By 1978 Roberts couldn’t keep up with the demand for his dolls, so he enlisted the help of some friends and together they formed Original Appalachian Artwork, Inc. They purchased a deserted medical clinic in Cleveland, Georgia, and renamed it “Babyland General Hospital” from which the dolls were now “born” and “adopted.” Employees wore doctors’ and nurses’ uniforms, and the dolls were kept in bassinets. By 1979 Roberts had more than 50 employees, and the dolls were valued at $100 each. In 1982 with the help of licensing agent Roger Schlaifer, Roberts signed a deal with Coleco, which began the mass production of the dolls and revised the line’s name to Cabbage Patch Kids. The concept would remain the same, with each doll receiving a name, birth certificate, and adoption papers. The heads of the dolls, however, were changed to vinyl, and their “birth” names were now computer generated.
Coleco manufactured the Cabbage Patch Kids until 1989. They have since been produced by Hasbro, Mattel, Toys “R” Us, Play Along Kids, and Jakks Pacific.
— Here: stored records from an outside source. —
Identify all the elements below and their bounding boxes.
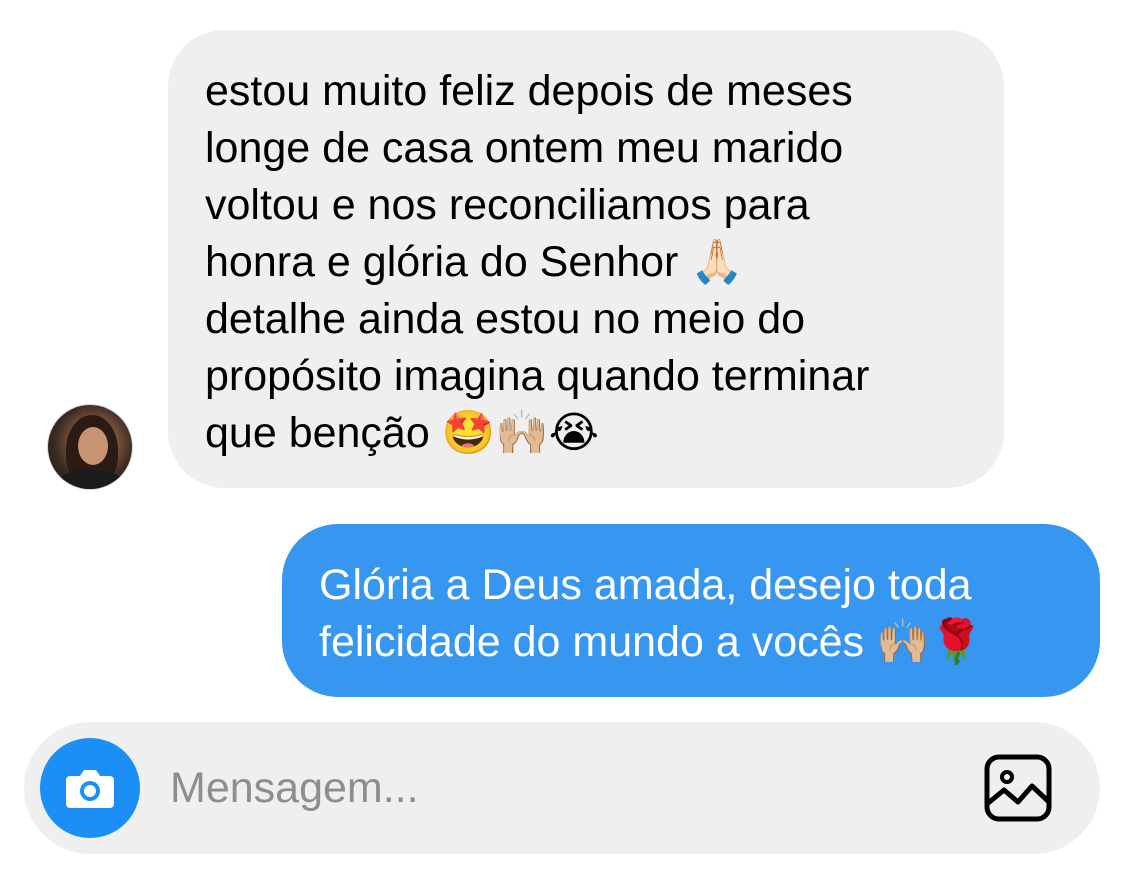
received-message-bubble[interactable]: estou muito feliz depois de meses longe … [168,30,1004,488]
avatar-face [78,427,108,465]
message-input[interactable] [170,758,930,818]
message-composer [24,722,1100,854]
gallery-button[interactable] [982,752,1054,824]
sent-message-text: Glória a Deus amada, desejo toda felicid… [319,561,984,666]
camera-button[interactable] [40,738,140,838]
camera-icon [66,770,114,808]
received-message-text: estou muito feliz depois de meses longe … [205,67,870,457]
sent-message-bubble[interactable]: Glória a Deus amada, desejo toda felicid… [282,524,1100,697]
image-gallery-icon [984,754,1052,822]
sender-avatar[interactable] [48,405,132,489]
Numerous toy accessories and other licensed products (clothing, dinnerware, etc.) helped to keep consumers interested in the Cabbage Patch Kids.
My sister and I were lucky—in 1983 my father happened to be at the “right place at the right time” when he purchased our Cabbage Patch Kid for $50 ($120 in 2014 dollars) at a now-defunct catalog store, Best Products, in Wilmington, Delaware. He was limited to purchasing just one, so my 12-year-old sister and I shared Kendall, a requirement which we were more than happy to oblige. His light-colored curly yarn hair, blue corduroy pantsuit, and perpetual dimpled cheeks made us happy because as adoptive parents we were now responsible for his care. I always smile when I think back to that experience from more than 30 years ago; our Cabbage Patch Kid was a special plaything that will forever be etched in my memory.